The High North – Security Challenges
Historical archive
Published under: Stoltenberg's 2nd Government
Publisher: Ministry of Defence
Speech/statement | Date: 04/05/2011
- We have long traditions of exploring and using this region. The government’s renewed focus on the High North, pointing it out as a key priority, actually means continuing these traditions, State Secretary Roger Ingebrigtsen stated.
Address by State Secretary Roger Ingebrigtsen at the Henry Bacon seminar
Washington, 3 May 2011
Thank you very much for giving me the possibility to speak to such a distinguished audience and for allowing me to take part in the commemoration of a historic event in the US-Norwegian bilateral relationship.
All of us gathered here today are familiar with the long and close cooperation between our two countries in security and defence issues. The choice of F-35 as our next generation fighter plane fits well into this tradition.
Let me now turn to the main topic of my speech. The High North and Russia have always been important to Norwegians. We have long traditions of exploring and using this region. The government’s renewed focus on the High North, pointing it out as a key priority, actually means continuing these traditions.

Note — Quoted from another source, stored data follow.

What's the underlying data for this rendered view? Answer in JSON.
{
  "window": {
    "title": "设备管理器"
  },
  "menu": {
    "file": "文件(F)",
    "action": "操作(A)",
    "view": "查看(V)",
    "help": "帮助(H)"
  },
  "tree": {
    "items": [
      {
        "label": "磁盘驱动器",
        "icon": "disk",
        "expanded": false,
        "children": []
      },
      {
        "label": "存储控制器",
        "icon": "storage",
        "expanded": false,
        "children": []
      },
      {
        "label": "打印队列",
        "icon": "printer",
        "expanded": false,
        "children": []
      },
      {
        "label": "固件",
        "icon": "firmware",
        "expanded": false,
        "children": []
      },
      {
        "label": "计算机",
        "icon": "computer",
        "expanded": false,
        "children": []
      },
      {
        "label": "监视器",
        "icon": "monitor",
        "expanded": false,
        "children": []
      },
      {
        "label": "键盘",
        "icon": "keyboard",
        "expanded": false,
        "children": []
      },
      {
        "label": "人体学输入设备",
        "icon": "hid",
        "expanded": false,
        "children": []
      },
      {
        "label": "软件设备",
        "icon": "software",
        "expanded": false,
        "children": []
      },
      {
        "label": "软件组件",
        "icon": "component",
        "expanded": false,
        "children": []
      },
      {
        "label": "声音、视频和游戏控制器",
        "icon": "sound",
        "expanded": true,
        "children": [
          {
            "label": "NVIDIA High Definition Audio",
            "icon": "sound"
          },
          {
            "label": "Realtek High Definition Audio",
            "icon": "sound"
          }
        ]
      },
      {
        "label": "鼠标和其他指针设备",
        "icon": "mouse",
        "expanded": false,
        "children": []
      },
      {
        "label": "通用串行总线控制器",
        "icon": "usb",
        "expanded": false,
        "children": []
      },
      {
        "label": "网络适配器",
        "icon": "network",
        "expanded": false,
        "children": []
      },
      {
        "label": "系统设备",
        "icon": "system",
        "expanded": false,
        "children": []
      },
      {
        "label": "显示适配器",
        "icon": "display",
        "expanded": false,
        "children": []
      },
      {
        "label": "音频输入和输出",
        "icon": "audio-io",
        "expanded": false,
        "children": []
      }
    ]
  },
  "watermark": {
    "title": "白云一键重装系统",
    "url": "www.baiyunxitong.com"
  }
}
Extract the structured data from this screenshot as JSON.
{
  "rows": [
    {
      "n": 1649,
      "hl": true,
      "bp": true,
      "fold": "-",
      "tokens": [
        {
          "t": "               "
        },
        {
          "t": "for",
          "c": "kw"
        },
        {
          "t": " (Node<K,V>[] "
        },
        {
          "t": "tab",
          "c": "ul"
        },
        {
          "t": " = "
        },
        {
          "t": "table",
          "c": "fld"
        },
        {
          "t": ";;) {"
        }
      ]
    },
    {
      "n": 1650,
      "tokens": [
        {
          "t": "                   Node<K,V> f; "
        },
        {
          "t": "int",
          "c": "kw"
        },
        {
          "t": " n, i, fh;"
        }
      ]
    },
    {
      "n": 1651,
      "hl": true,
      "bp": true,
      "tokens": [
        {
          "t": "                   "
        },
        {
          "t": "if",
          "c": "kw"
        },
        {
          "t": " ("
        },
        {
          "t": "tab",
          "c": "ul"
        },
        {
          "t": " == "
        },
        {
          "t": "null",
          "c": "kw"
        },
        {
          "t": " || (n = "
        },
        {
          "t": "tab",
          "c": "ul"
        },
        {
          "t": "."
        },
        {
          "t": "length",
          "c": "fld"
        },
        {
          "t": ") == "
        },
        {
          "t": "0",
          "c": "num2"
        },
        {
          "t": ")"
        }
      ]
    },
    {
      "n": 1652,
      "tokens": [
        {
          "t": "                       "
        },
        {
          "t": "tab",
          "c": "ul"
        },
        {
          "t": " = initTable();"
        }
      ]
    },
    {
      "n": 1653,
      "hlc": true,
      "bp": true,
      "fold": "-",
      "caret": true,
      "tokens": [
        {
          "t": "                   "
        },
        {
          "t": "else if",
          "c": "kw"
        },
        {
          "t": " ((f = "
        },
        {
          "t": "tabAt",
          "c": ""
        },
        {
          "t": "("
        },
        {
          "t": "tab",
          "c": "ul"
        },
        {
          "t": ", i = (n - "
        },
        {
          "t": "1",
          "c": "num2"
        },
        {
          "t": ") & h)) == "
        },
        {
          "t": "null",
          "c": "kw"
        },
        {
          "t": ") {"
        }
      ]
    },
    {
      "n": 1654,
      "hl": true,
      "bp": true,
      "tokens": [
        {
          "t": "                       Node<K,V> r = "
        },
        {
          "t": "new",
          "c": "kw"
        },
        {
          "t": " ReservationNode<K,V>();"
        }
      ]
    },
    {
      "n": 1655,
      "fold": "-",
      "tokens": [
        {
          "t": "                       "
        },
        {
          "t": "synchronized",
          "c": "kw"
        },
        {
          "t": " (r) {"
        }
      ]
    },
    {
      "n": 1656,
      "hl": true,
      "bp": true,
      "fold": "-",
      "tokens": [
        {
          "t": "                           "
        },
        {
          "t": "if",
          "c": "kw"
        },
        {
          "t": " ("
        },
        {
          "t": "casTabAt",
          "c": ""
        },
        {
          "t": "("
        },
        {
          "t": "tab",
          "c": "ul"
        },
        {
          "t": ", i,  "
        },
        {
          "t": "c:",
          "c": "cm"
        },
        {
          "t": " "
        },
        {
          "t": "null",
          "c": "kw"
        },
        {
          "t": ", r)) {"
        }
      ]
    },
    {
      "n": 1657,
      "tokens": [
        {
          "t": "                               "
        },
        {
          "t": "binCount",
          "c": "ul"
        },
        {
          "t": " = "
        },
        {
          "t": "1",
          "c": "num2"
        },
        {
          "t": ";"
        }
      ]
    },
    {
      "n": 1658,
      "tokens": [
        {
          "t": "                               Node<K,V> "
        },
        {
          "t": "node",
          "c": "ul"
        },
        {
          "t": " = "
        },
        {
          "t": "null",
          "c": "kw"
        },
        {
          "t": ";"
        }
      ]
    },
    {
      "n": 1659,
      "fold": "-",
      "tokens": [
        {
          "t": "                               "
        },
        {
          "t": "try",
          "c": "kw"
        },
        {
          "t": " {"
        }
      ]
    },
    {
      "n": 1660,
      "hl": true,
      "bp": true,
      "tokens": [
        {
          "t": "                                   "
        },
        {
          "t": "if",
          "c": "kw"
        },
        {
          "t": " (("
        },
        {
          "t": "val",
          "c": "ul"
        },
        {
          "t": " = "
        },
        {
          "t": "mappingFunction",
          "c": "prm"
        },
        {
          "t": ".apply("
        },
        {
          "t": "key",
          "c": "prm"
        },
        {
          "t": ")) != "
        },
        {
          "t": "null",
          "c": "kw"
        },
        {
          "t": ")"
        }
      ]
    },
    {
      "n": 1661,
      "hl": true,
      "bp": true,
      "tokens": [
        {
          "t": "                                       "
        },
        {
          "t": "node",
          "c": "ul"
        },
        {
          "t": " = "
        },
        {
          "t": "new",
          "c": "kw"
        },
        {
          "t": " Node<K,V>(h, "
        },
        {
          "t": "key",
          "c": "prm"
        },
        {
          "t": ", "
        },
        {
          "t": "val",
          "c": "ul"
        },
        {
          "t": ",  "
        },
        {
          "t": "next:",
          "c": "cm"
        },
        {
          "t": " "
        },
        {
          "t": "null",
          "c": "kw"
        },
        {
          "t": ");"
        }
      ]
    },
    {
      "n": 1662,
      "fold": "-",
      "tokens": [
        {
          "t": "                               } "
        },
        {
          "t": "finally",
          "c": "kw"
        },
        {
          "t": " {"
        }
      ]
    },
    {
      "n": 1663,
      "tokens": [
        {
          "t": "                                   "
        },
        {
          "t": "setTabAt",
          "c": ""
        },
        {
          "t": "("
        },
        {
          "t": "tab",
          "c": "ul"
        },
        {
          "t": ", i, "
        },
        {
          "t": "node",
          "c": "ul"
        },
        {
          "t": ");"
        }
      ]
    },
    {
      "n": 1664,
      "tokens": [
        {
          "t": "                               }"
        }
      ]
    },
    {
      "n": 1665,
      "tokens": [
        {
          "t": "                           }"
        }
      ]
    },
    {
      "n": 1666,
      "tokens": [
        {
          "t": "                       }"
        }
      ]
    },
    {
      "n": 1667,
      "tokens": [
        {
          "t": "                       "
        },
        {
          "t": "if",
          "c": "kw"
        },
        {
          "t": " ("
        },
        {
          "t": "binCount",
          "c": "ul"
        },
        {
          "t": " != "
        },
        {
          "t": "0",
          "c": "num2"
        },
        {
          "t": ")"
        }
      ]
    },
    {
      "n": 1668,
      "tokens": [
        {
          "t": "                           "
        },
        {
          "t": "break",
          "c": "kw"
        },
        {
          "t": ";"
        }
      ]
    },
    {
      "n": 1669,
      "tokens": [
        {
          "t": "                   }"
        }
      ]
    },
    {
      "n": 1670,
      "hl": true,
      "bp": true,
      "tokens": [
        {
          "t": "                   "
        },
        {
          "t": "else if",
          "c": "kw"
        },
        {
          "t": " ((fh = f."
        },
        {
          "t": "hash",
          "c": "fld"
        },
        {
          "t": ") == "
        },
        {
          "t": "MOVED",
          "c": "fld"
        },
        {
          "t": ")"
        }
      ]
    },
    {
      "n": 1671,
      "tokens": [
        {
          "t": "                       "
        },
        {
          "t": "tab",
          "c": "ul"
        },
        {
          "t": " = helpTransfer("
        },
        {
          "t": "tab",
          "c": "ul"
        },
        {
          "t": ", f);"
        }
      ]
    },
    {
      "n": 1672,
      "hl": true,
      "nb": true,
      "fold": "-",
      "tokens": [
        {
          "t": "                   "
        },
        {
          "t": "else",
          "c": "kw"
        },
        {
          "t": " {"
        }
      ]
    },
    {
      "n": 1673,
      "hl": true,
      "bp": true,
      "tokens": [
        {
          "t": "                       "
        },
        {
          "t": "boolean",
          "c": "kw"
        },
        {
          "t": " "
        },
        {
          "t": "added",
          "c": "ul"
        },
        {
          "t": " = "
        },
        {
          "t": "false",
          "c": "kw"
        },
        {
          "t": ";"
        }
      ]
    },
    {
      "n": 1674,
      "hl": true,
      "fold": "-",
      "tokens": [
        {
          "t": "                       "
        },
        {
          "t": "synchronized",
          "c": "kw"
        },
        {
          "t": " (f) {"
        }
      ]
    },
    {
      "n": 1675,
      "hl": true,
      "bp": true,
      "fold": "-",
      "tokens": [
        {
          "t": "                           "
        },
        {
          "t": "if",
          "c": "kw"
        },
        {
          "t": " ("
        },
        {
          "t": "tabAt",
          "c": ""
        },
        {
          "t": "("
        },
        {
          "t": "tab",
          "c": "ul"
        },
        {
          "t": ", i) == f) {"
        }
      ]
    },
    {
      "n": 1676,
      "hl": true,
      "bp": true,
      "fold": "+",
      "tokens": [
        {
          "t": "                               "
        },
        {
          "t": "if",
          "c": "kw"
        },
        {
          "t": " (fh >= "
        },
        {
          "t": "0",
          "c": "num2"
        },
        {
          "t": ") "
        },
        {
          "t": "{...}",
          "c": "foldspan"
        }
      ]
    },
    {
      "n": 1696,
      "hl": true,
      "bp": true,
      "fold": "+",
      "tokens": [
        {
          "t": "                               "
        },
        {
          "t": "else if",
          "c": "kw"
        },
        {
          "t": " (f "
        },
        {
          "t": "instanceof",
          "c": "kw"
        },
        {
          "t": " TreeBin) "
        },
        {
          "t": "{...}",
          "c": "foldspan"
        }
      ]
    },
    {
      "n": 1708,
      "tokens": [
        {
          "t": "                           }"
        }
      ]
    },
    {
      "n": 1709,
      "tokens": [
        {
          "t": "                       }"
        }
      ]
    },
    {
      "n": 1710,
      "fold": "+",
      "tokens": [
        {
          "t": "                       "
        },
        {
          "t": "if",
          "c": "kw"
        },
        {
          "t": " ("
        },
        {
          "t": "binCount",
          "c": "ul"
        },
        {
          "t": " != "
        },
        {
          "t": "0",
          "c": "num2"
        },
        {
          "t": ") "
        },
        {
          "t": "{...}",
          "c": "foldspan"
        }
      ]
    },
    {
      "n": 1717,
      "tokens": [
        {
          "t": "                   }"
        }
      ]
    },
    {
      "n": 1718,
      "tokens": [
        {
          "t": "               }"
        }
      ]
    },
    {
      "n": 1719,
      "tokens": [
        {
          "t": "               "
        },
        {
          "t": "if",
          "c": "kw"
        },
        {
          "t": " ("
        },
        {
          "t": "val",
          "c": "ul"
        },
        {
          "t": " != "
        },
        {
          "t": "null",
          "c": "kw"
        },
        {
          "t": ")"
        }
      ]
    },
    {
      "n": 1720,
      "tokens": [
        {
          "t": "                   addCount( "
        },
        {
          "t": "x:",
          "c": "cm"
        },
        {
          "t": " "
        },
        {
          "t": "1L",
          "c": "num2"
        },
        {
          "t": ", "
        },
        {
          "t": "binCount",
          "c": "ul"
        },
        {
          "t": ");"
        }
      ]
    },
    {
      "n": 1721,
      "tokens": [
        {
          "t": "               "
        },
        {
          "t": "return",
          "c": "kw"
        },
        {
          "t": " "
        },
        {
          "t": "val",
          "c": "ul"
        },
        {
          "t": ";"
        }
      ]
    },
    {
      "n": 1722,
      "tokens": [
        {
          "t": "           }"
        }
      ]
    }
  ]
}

I was born in the late 1960s and raised in Tromsø, a city 350 kilometres north of the Arctic Circle. I still live in Tromsø with my family. To me the High North is not just a distant place with incredible opportunities and challenges. It is home. And Russia has always been a part of this. In my hometown the relationship with Russia goes a long way back.
I myself grew up during the Cold War. In 1968 Soviet tanks were standing at our Northern border. All through the 1970s we were constantly reminded of the dangers from the East. Our armed forces trained to stop an attack from Soviet forces while waiting for assistance from NATO. The border between Norway and the Soviet Union represented NATOs Northern flank. The Soviet Union was the enemy.
But I also know a different story. A story of a long and good relationship between the peoples of Northern Norway and Northwest Russia.
As a child I heard stories about how my great great grandfather traded with the Russians. He took part in the Pomor trade. This trade was carried out between the people of Northwest Russia and the people along the coast of Northern Norway.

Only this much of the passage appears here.